The cooperative’s income, including rent from commercial spaces, was CHF 3.5M ($3.92M USD) in 2022. This income is used to pay La Ciguë’s expenses: rent to property owners; bank loan repayments; staff salaries and employer taxes. Any surplus after expenses is channelled into new housing projects, security funds, members’ projects and solidarity funds that help vulnerable people both locally and internationally.

The cooperative finances its developments with a mix of equity, subsidies, and bank loans from the Swiss Alternative Bank and from the Foundation for the Promotion of Low-Cost Housing and Cooperative Housing (FPLC). Several projects have received environmental subsidies from the city and national governments. The cooperative has also received philanthropic donations from the Romande Swiss Lottery Fund, the Hans Wilsdorf Foundation and the University of Geneva.

Transfer and expansion

La Ciguë plans to keep growing and will develop three more buildings containing 250 rooms in 2026 and 2030. Other organisations have started to compete with the cooperative to lease empty properties, so increasing the number of rooms it owns outright will help to reduce its dependence on income from temporary rentals.

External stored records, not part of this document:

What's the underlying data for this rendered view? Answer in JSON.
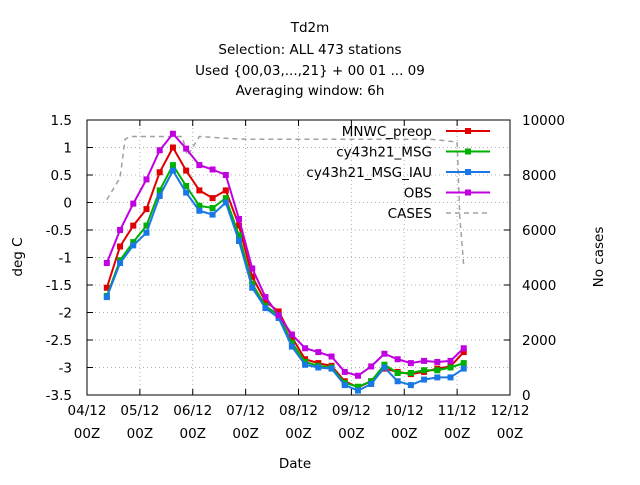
{
  "chart_data": {
    "type": "line",
    "title_lines": [
      "Td2m",
      "Selection: ALL    473 stations",
      "Used {00,03,...,21} + 00 01 ... 09",
      "Averaging window:  6h"
    ],
    "xlabel": "Date",
    "ylabel": "deg C",
    "y2label": "No cases",
    "xlim": [
      0,
      8
    ],
    "ylim": [
      -3.5,
      1.5
    ],
    "y2lim": [
      0,
      10000
    ],
    "x_ticks": [
      {
        "v": 0,
        "l1": "04/12",
        "l2": "00Z"
      },
      {
        "v": 1,
        "l1": "05/12",
        "l2": "00Z"
      },
      {
        "v": 2,
        "l1": "06/12",
        "l2": "00Z"
      },
      {
        "v": 3,
        "l1": "07/12",
        "l2": "00Z"
      },
      {
        "v": 4,
        "l1": "08/12",
        "l2": "00Z"
      },
      {
        "v": 5,
        "l1": "09/12",
        "l2": "00Z"
      },
      {
        "v": 6,
        "l1": "10/12",
        "l2": "00Z"
      },
      {
        "v": 7,
        "l1": "11/12",
        "l2": "00Z"
      },
      {
        "v": 8,
        "l1": "12/12",
        "l2": "00Z"
      }
    ],
    "y_ticks": [
      {
        "v": 1.5,
        "l": "1.5"
      },
      {
        "v": 1,
        "l": "1"
      },
      {
        "v": 0.5,
        "l": "0.5"
      },
      {
        "v": 0,
        "l": "0"
      },
      {
        "v": -0.5,
        "l": "-0.5"
      },
      {
        "v": -1,
        "l": "-1"
      },
      {
        "v": -1.5,
        "l": "-1.5"
      },
      {
        "v": -2,
        "l": "-2"
      },
      {
        "v": -2.5,
        "l": "-2.5"
      },
      {
        "v": -3,
        "l": "-3"
      },
      {
        "v": -3.5,
        "l": "-3.5"
      }
    ],
    "y2_ticks": [
      {
        "v": 0,
        "l": "0"
      },
      {
        "v": 2000,
        "l": "2000"
      },
      {
        "v": 4000,
        "l": "4000"
      },
      {
        "v": 6000,
        "l": "6000"
      },
      {
        "v": 8000,
        "l": "8000"
      },
      {
        "v": 10000,
        "l": "10000"
      }
    ],
    "grid": true,
    "legend_position": "top-right",
    "x": [
      0.375,
      0.625,
      0.875,
      1.125,
      1.375,
      1.625,
      1.875,
      2.125,
      2.375,
      2.625,
      2.875,
      3.125,
      3.375,
      3.625,
      3.875,
      4.125,
      4.375,
      4.625,
      4.875,
      5.125,
      5.375,
      5.625,
      5.875,
      6.125,
      6.375,
      6.625,
      6.875,
      7.125
    ],
    "series": [
      {
        "name": "MNWC_preop",
        "color": "#e00000",
        "values": [
          -1.55,
          -0.8,
          -0.42,
          -0.12,
          0.55,
          1.0,
          0.58,
          0.22,
          0.08,
          0.22,
          -0.42,
          -1.35,
          -1.8,
          -1.98,
          -2.45,
          -2.85,
          -2.92,
          -2.97,
          -3.25,
          -3.36,
          -3.25,
          -3.02,
          -3.08,
          -3.12,
          -3.08,
          -3.02,
          -2.98,
          -2.72
        ]
      },
      {
        "name": "cy43h21_MSG",
        "color": "#00b000",
        "values": [
          -1.7,
          -1.05,
          -0.72,
          -0.42,
          0.22,
          0.68,
          0.3,
          -0.06,
          -0.1,
          0.08,
          -0.6,
          -1.48,
          -1.88,
          -2.05,
          -2.55,
          -2.9,
          -2.97,
          -3.0,
          -3.28,
          -3.35,
          -3.25,
          -2.95,
          -3.1,
          -3.1,
          -3.05,
          -3.05,
          -3.0,
          -2.92
        ]
      },
      {
        "name": "cy43h21_MSG_IAU",
        "color": "#1a78e6",
        "values": [
          -1.72,
          -1.1,
          -0.78,
          -0.55,
          0.12,
          0.58,
          0.18,
          -0.15,
          -0.22,
          0.0,
          -0.7,
          -1.55,
          -1.92,
          -2.1,
          -2.62,
          -2.95,
          -3.0,
          -3.02,
          -3.32,
          -3.42,
          -3.3,
          -3.0,
          -3.25,
          -3.32,
          -3.22,
          -3.18,
          -3.18,
          -3.02
        ]
      },
      {
        "name": "OBS",
        "color": "#c000e0",
        "values": [
          -1.1,
          -0.5,
          -0.02,
          0.42,
          0.95,
          1.25,
          0.98,
          0.68,
          0.6,
          0.5,
          -0.3,
          -1.2,
          -1.72,
          -2.05,
          -2.4,
          -2.65,
          -2.72,
          -2.8,
          -3.08,
          -3.15,
          -2.98,
          -2.75,
          -2.85,
          -2.92,
          -2.88,
          -2.9,
          -2.88,
          -2.65
        ]
      }
    ],
    "cases_series": {
      "name": "CASES",
      "x": [
        0.375,
        0.625,
        0.72,
        0.82,
        1.125,
        1.375,
        1.625,
        1.8,
        1.9,
        2.125,
        2.5,
        3.0,
        3.5,
        4.0,
        4.5,
        5.0,
        5.5,
        6.0,
        6.5,
        7.0,
        7.05,
        7.125
      ],
      "values": [
        7100,
        7900,
        9300,
        9400,
        9400,
        9400,
        9400,
        9400,
        8700,
        9400,
        9350,
        9300,
        9300,
        9300,
        9300,
        9300,
        9300,
        9300,
        9300,
        9200,
        6500,
        4700
      ]
    }
  }
}
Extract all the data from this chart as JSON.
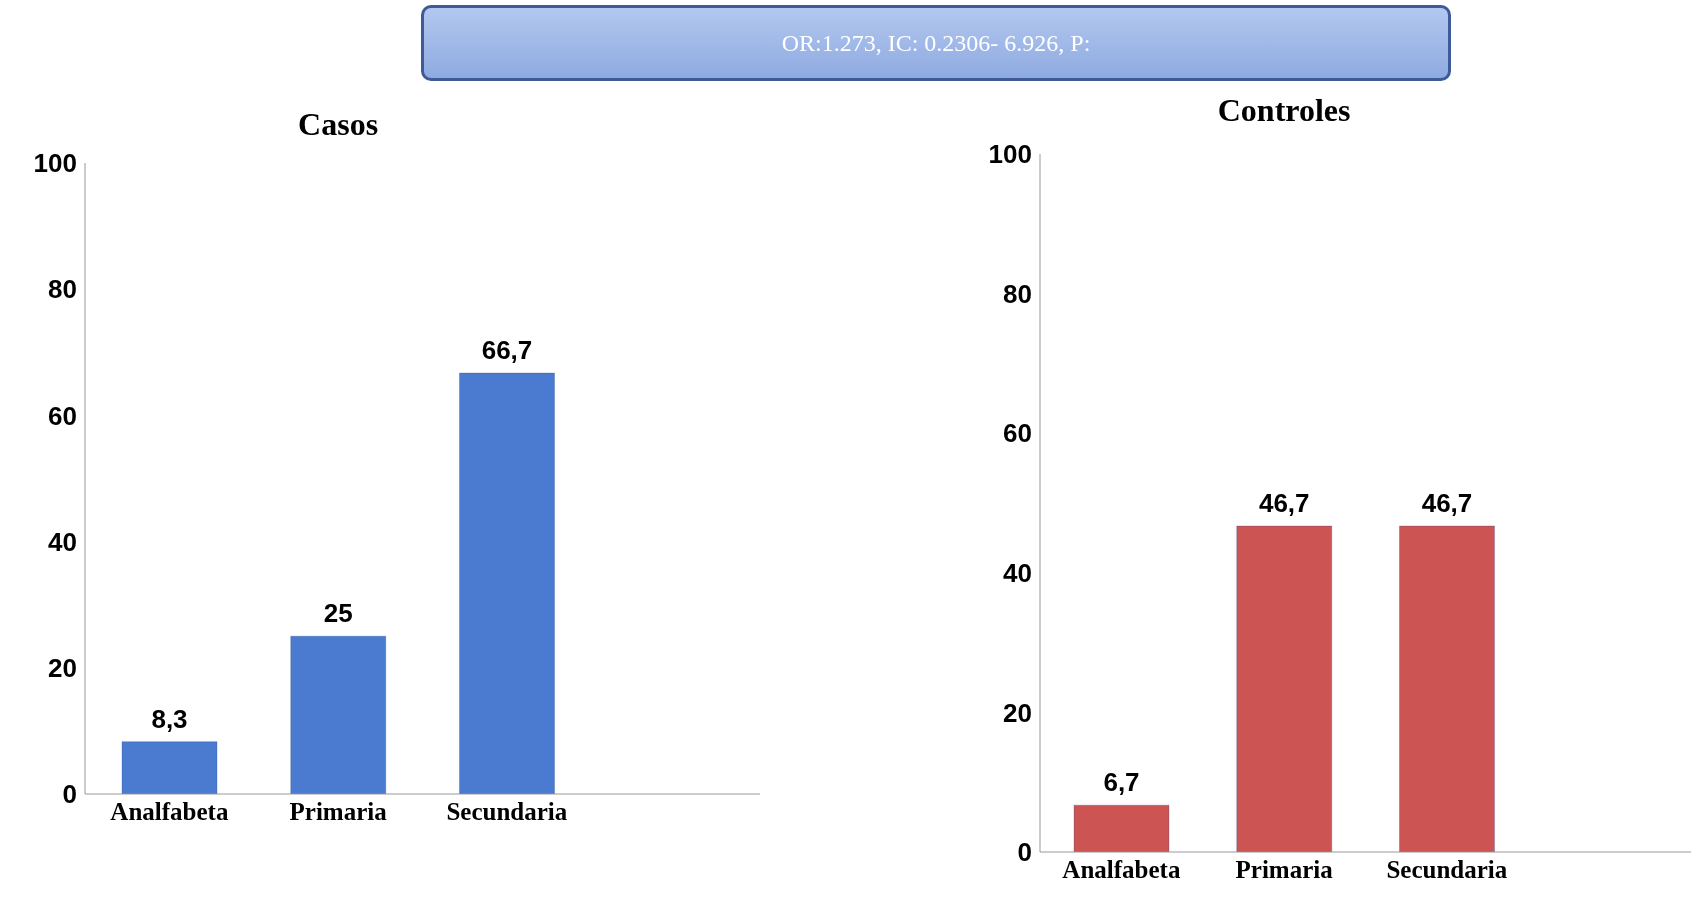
{
  "chart_data": [
    {
      "type": "other",
      "annotations": [
        "OR:1.273, IC: 0.2306- 6.926, P:"
      ]
    },
    {
      "type": "bar",
      "title": "Casos",
      "categories": [
        "Analfabeta",
        "Primaria",
        "Secundaria"
      ],
      "values": [
        8.3,
        25,
        66.7
      ],
      "value_labels": [
        "8,3",
        "25",
        "66,7"
      ],
      "color": "#4a7bd0",
      "ylim": [
        0,
        100
      ],
      "yticks": [
        0,
        20,
        40,
        60,
        80,
        100
      ],
      "grid": false,
      "legend": false
    },
    {
      "type": "bar",
      "title": "Controles",
      "categories": [
        "Analfabeta",
        "Primaria",
        "Secundaria"
      ],
      "values": [
        6.7,
        46.7,
        46.7
      ],
      "value_labels": [
        "6,7",
        "46,7",
        "46,7"
      ],
      "color": "#cc5452",
      "ylim": [
        0,
        100
      ],
      "yticks": [
        0,
        20,
        40,
        60,
        80,
        100
      ],
      "grid": false,
      "legend": false
    }
  ]
}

The cooperative is actively looking to convert other wasted spaces into accommodation and, in 2021, organised a project to transform an empty shopping centre into temporary community housing. In the future, it hopes to turn some of Geneva’s 250,000sqm of empty office space into accommodation for migrants as well as people in training.

La Ciguë has inspired the formation of other housing cooperatives, including (Communauté de l’agglomération havraise) CODAH. This was co-founded by some of La Ciguë’s members in 1994 and has gone on to become the biggest housing cooperative in the Geneva-Lausanne area. La Ciguë also hopes to share its knowledge and experience by creating an international network of student housing cooperatives.

Students forced to live in sub-standard accommodation around the world could learn from La Ciguë’s inclusive, rights-based approach. It shows that, even in an expensive city like Geneva, it is possible to create secure, affordable homes for students and trainees on low-incomes, which not only enhance the community but are environmentally friendly too.